Campbell: It is important because it means implementing and supporting a vision system doesn’t require highly skilled or trained resources. Experts are often difficult to find and typically come at a much higher cost. So having software that can be used without extensive training leads to savings in terms of the human capital needed.
inspect: What are the disadvantages of a system that is easy to install and operate?
Campbell: Ease-of-use and accessibility often come with frustrating limitations and costly tradeoffs in performance, capability, and flexibility. That’s why it’s important to consider how critical machine vision is to your long-term automation strategy. I work with companies that are constantly challenging the limitations of machine vision technology. For them, easy, off-the-shelf vision systems are too performance-limited and too expensive to scale. To keep up with their innovation requirements, they need highly optimizable vision software that supports the entire vision hardware market. They need to easily adapt their existing software applications to add new inspection tasks or leverage newly available acceleration hardware.
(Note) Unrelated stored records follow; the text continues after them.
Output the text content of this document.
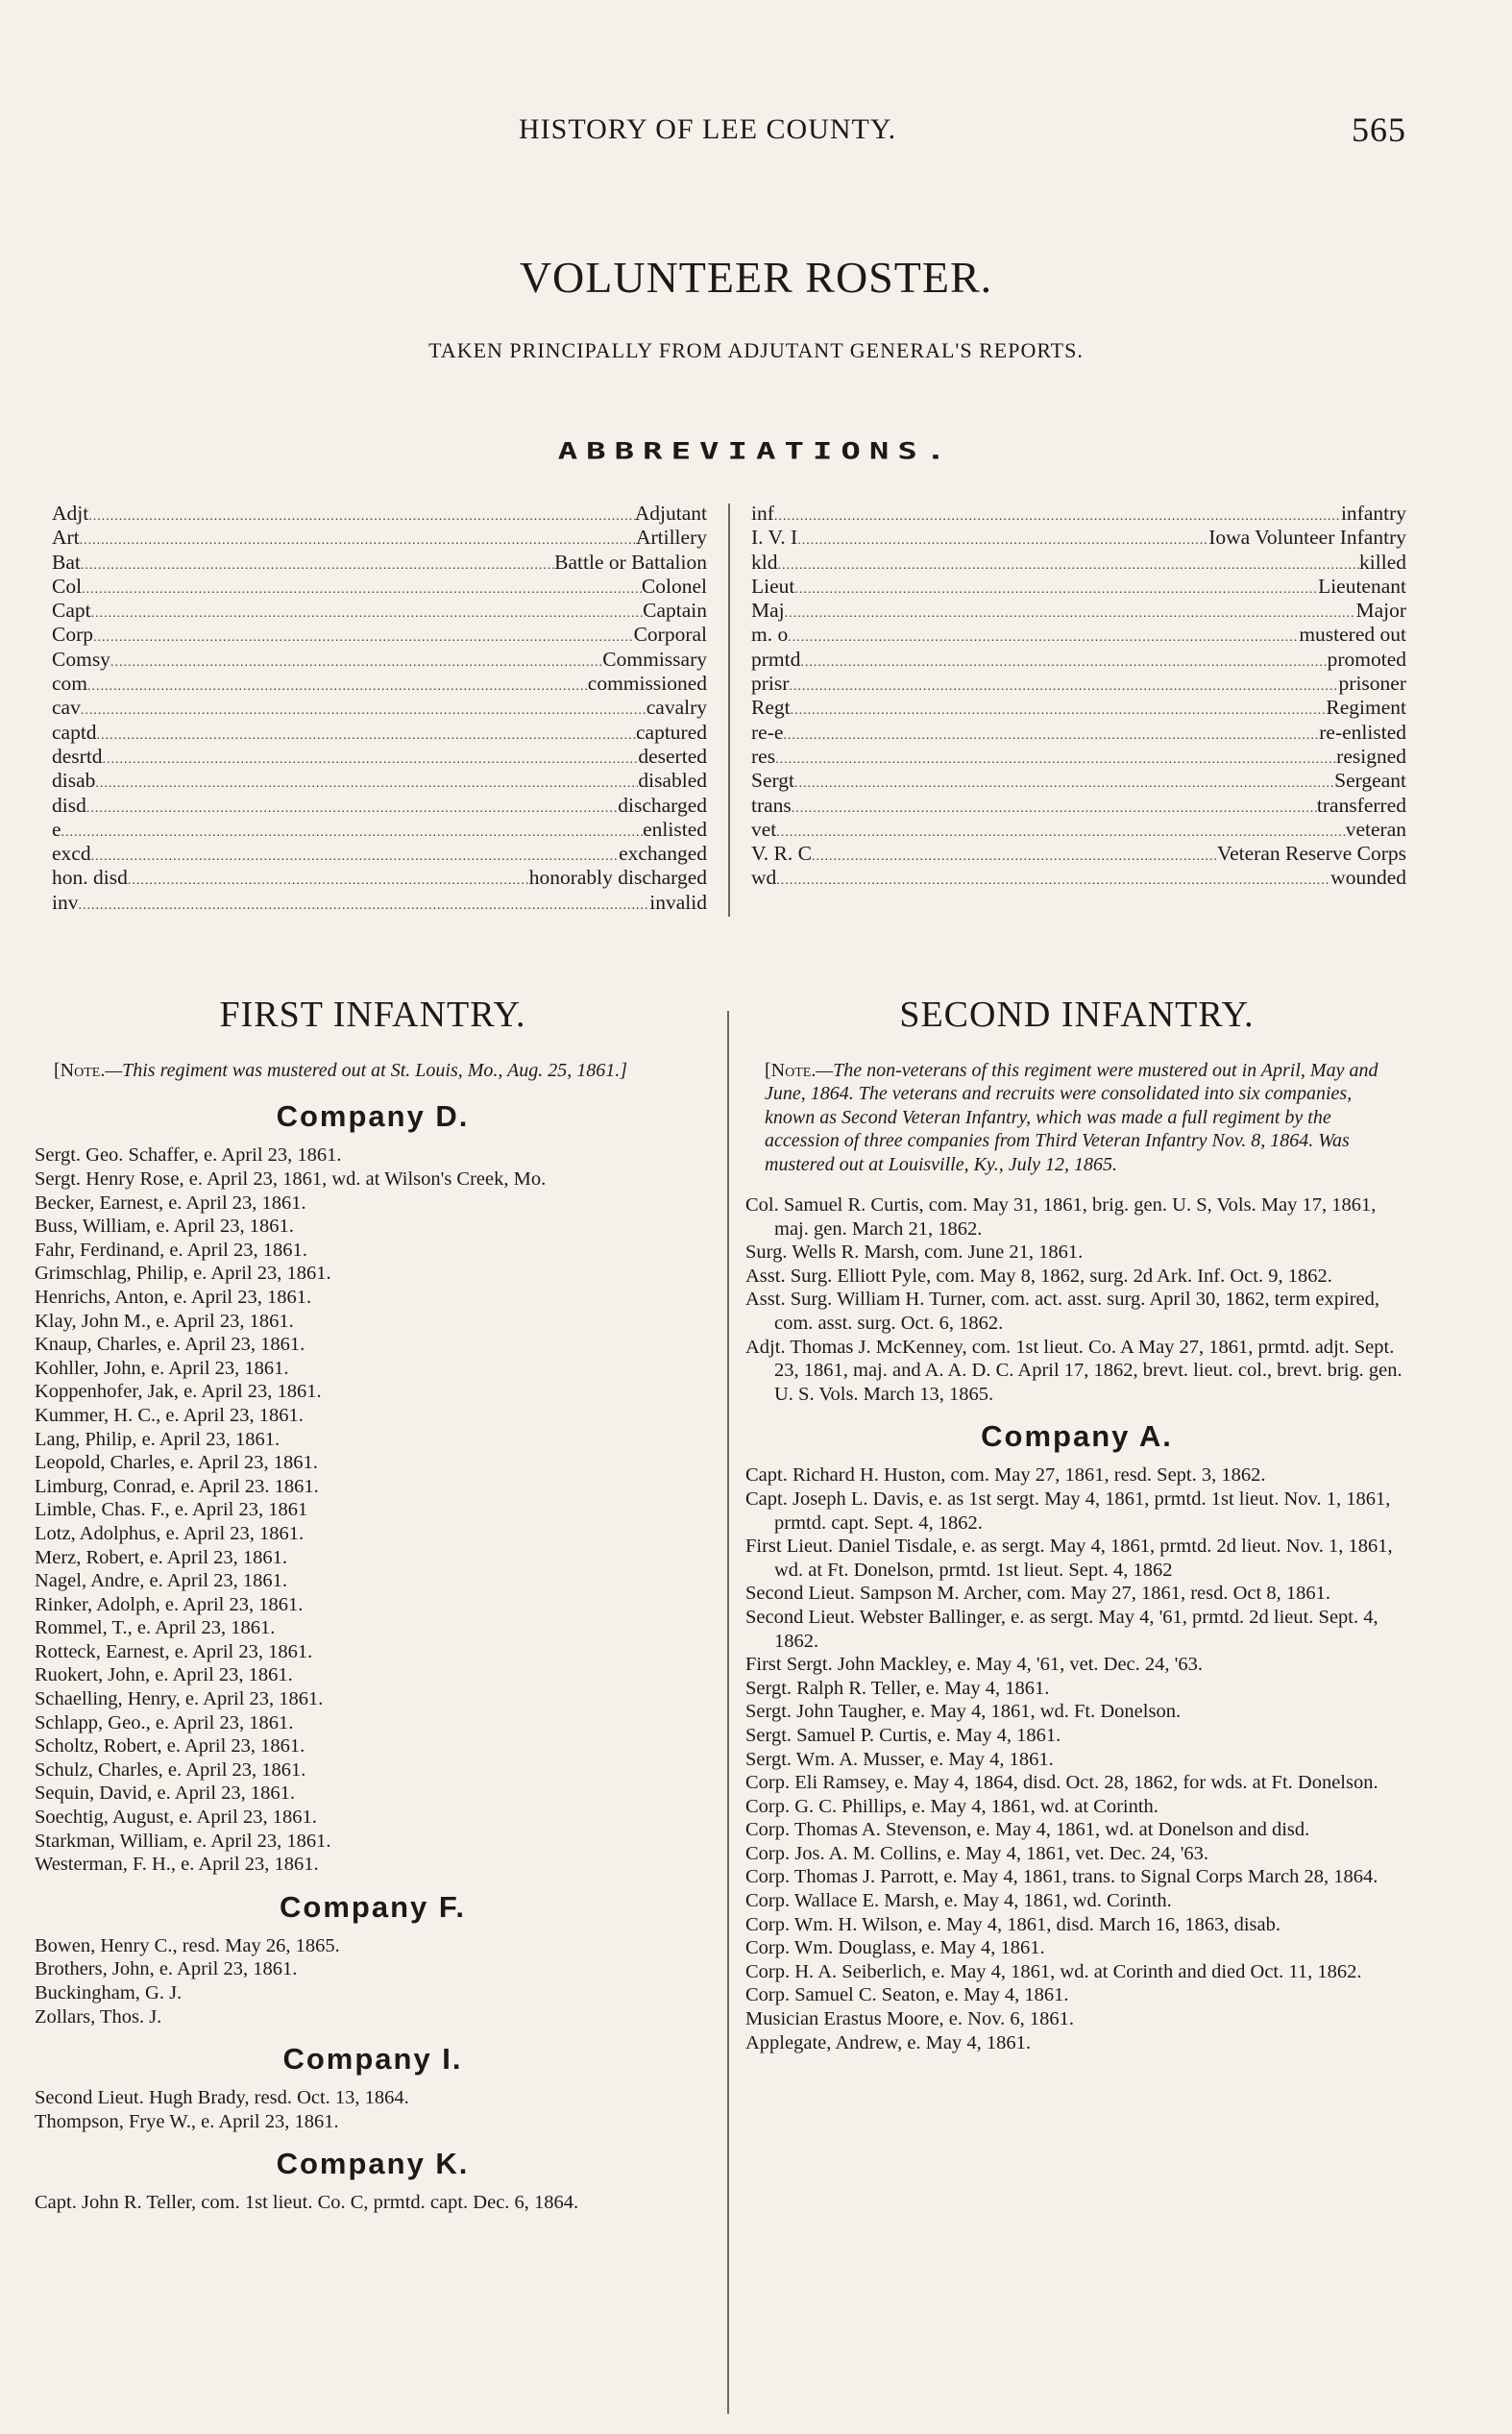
HISTORY OF LEE COUNTY.	565
VOLUNTEER ROSTER.
TAKEN PRINCIPALLY FROM ADJUTANT GENERAL'S REPORTS.
ABBREVIATIONS.
Adjt .....	Adjutant
Art .....	Artillery
Bat .....	Battle or Battalion
Col .....	Colonel
Capt .....	Captain
Corp .....	Corporal
Comsy .....	Commissary
com .....	commissioned
cav .....	cavalry
captd .....	captured
desrtd .....	deserted
disab .....	disabled
disd .....	discharged
e .....	enlisted
excd .....	exchanged
hon. disd .....	honorably discharged
inv .....	invalid
inf .....	infantry
I. V. I .....	Iowa Volunteer Infantry
kld .....	killed
Lieut .....	Lieutenant
Maj .....	Major
m. o .....	mustered out
prmtd .....	promoted
prisr .....	prisoner
Regt .....	Regiment
re-e .....	re-enlisted
res .....	resigned
Sergt .....	Sergeant
trans .....	transferred
vet .....	veteran
V. R. C .....	Veteran Reserve Corps
wd .....	wounded
FIRST INFANTRY.
[Note.—This regiment was mustered out at St. Louis, Mo., Aug. 25, 1861.]
Company D.

Sergt. Geo. Schaffer, e. April 23, 1861.

Sergt. Henry Rose, e. April 23, 1861, wd. at Wilson's Creek, Mo.

Becker, Earnest, e. April 23, 1861.

Buss, William, e. April 23, 1861.

Fahr, Ferdinand, e. April 23, 1861.

Grimschlag, Philip, e. April 23, 1861.

Henrichs, Anton, e. April 23, 1861.

Klay, John M., e. April 23, 1861.

Knaup, Charles, e. April 23, 1861.

Kohller, John, e. April 23, 1861.

Koppenhofer, Jak, e. April 23, 1861.

Kummer, H. C., e. April 23, 1861.

Lang, Philip, e. April 23, 1861.

Leopold, Charles, e. April 23, 1861.

Limburg, Conrad, e. April 23. 1861.

Limble, Chas. F., e. April 23, 1861

Lotz, Adolphus, e. April 23, 1861.

Merz, Robert, e. April 23, 1861.

Nagel, Andre, e. April 23, 1861.

Rinker, Adolph, e. April 23, 1861.

Rommel, T., e. April 23, 1861.

Rotteck, Earnest, e. April 23, 1861.

Ruokert, John, e. April 23, 1861.

Schaelling, Henry, e. April 23, 1861.

Schlapp, Geo., e. April 23, 1861.

Scholtz, Robert, e. April 23, 1861.

Schulz, Charles, e. April 23, 1861.

Sequin, David, e. April 23, 1861.

Soechtig, August, e. April 23, 1861.

Starkman, William, e. April 23, 1861.

Westerman, F. H., e. April 23, 1861.

Company F.

Bowen, Henry C., resd. May 26, 1865.

Brothers, John, e. April 23, 1861.

Buckingham, G. J.

Zollars, Thos. J.

Company I.

Second Lieut. Hugh Brady, resd. Oct. 13, 1864.

Thompson, Frye W., e. April 23, 1861.

Company K.

Capt. John R. Teller, com. 1st lieut. Co. C, prmtd. capt. Dec. 6, 1864.

SECOND INFANTRY.
[Note.—The non-veterans of this regiment were mustered out in April, May and June, 1864. The veterans and recruits were consolidated into six companies, known as Second Veteran Infantry, which was made a full regiment by the accession of three companies from Third Veteran Infantry Nov. 8, 1864. Was mustered out at Louisville, Ky., July 12, 1865.

Col. Samuel R. Curtis, com. May 31, 1861, brig. gen. U. S, Vols. May 17, 1861, maj. gen. March 21, 1862.

Surg. Wells R. Marsh, com. June 21, 1861.

Asst. Surg. Elliott Pyle, com. May 8, 1862, surg. 2d Ark. Inf. Oct. 9, 1862.

Asst. Surg. William H. Turner, com. act. asst. surg. April 30, 1862, term expired, com. asst. surg. Oct. 6, 1862.

Adjt. Thomas J. McKenney, com. 1st lieut. Co. A May 27, 1861, prmtd. adjt. Sept. 23, 1861, maj. and A. A. D. C. April 17, 1862, brevt. lieut. col., brevt. brig. gen. U. S. Vols. March 13, 1865.

Company A.

Capt. Richard H. Huston, com. May 27, 1861, resd. Sept. 3, 1862.

Capt. Joseph L. Davis, e. as 1st sergt. May 4, 1861, prmtd. 1st lieut. Nov. 1, 1861, prmtd. capt. Sept. 4, 1862.

First Lieut. Daniel Tisdale, e. as sergt. May 4, 1861, prmtd. 2d lieut. Nov. 1, 1861, wd. at Ft. Donelson, prmtd. 1st lieut. Sept. 4, 1862

Second Lieut. Sampson M. Archer, com. May 27, 1861, resd. Oct 8, 1861.

Second Lieut. Webster Ballinger, e. as sergt. May 4, '61, prmtd. 2d lieut. Sept. 4, 1862.

First Sergt. John Mackley, e. May 4, '61, vet. Dec. 24, '63.

Sergt. Ralph R. Teller, e. May 4, 1861.

Sergt. John Taugher, e. May 4, 1861, wd. Ft. Donelson.

Sergt. Samuel P. Curtis, e. May 4, 1861.

Sergt. Wm. A. Musser, e. May 4, 1861.

Corp. Eli Ramsey, e. May 4, 1864, disd. Oct. 28, 1862, for wds. at Ft. Donelson.

Corp. G. C. Phillips, e. May 4, 1861, wd. at Corinth.

Corp. Thomas A. Stevenson, e. May 4, 1861, wd. at Donelson and disd.

Corp. Jos. A. M. Collins, e. May 4, 1861, vet. Dec. 24, '63.

Corp. Thomas J. Parrott, e. May 4, 1861, trans. to Signal Corps March 28, 1864.

Corp. Wallace E. Marsh, e. May 4, 1861, wd. Corinth.

Corp. Wm. H. Wilson, e. May 4, 1861, disd. March 16, 1863, disab.

Corp. Wm. Douglass, e. May 4, 1861.

Corp. H. A. Seiberlich, e. May 4, 1861, wd. at Corinth and died Oct. 11, 1862.

Corp. Samuel C. Seaton, e. May 4, 1861.

Musician Erastus Moore, e. Nov. 6, 1861.

Applegate, Andrew, e. May 4, 1861.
inspect: How does MVTec resolve this contradiction?
Campbell: At MVTec we are extremely focused on finding the balance between ease-of-use and the probability of success in solving all types of highly challenging applications. For example, in our latest Halcon release, we have introduced support for large language models to simplify the development of applications with our software. Additionally, our rapid prototyping is being modernized to improve the user experience and further shorten development times.
inspect: How do users benefit from the hardware independence of Halcon and Merlic?
Campbell: I’ll use a real-life example to illustrate why hardware independence can drastically reduce capital expenditures: A customer I work with was using an off-the-shelf 3D laser profilometer system to inspect and measure the height of a dispensed material across a large surface. Due to hardware limitations of the system, they were unable to achieve the throughput needed with a single station. So, the customer ended up doubling the number of inspection stations on each line. Eventually they decided to try a profilometer from another vendor. The new sensor had a larger field of view and higher scan rate than the previous system. They used MVTec’s software to interface with this sensor and process the data. With this configuration, they got more accurate inspection results at the required throughput with a single system. At scale they saved hundreds of thousands of dollars by using the best hardware for their application with a powerful standard software that could support it.
inspect: What can users do if their use case, and therefore their system changes?
Campbell: One of the benefits of having hardware-agnostic standard vision software as the foundation of a machine vision strategy is the flexibility to make adjustments as requirements change. Instead of installing additional hardware into a machine to add new inspection capabilities, you can often use the existing hardware and simply program the new inspection functions into the existing software. Similarly, upgrading performance doesn’t always mean upgrading the whole system. A faster computer or new AI accelerator hardware or even a software upgrade can be a lower-cost way to unlock next-generation performance improvements.
inspect: What is required on the part of the user to implement a suitable machine vision system with Halcon?
Campbell: Experience is a good place to start. Having a clear, measurable objective and performance requirement, and the budget, timeline, resources, and technology available to achieve the desired outcome will make design and implementation much more efficient. Understanding the limitations of technology is also important. These days we hear so much about the ability of deep learning models to solve tasks once thought impossible. While deep learning is a very powerful tool in image processing and analysis, it comes with its own set of trade-offs, prerequisites, and performance limitations. Understanding the implications of those and any other technology for that matter is critical to developing a successful system or strategy.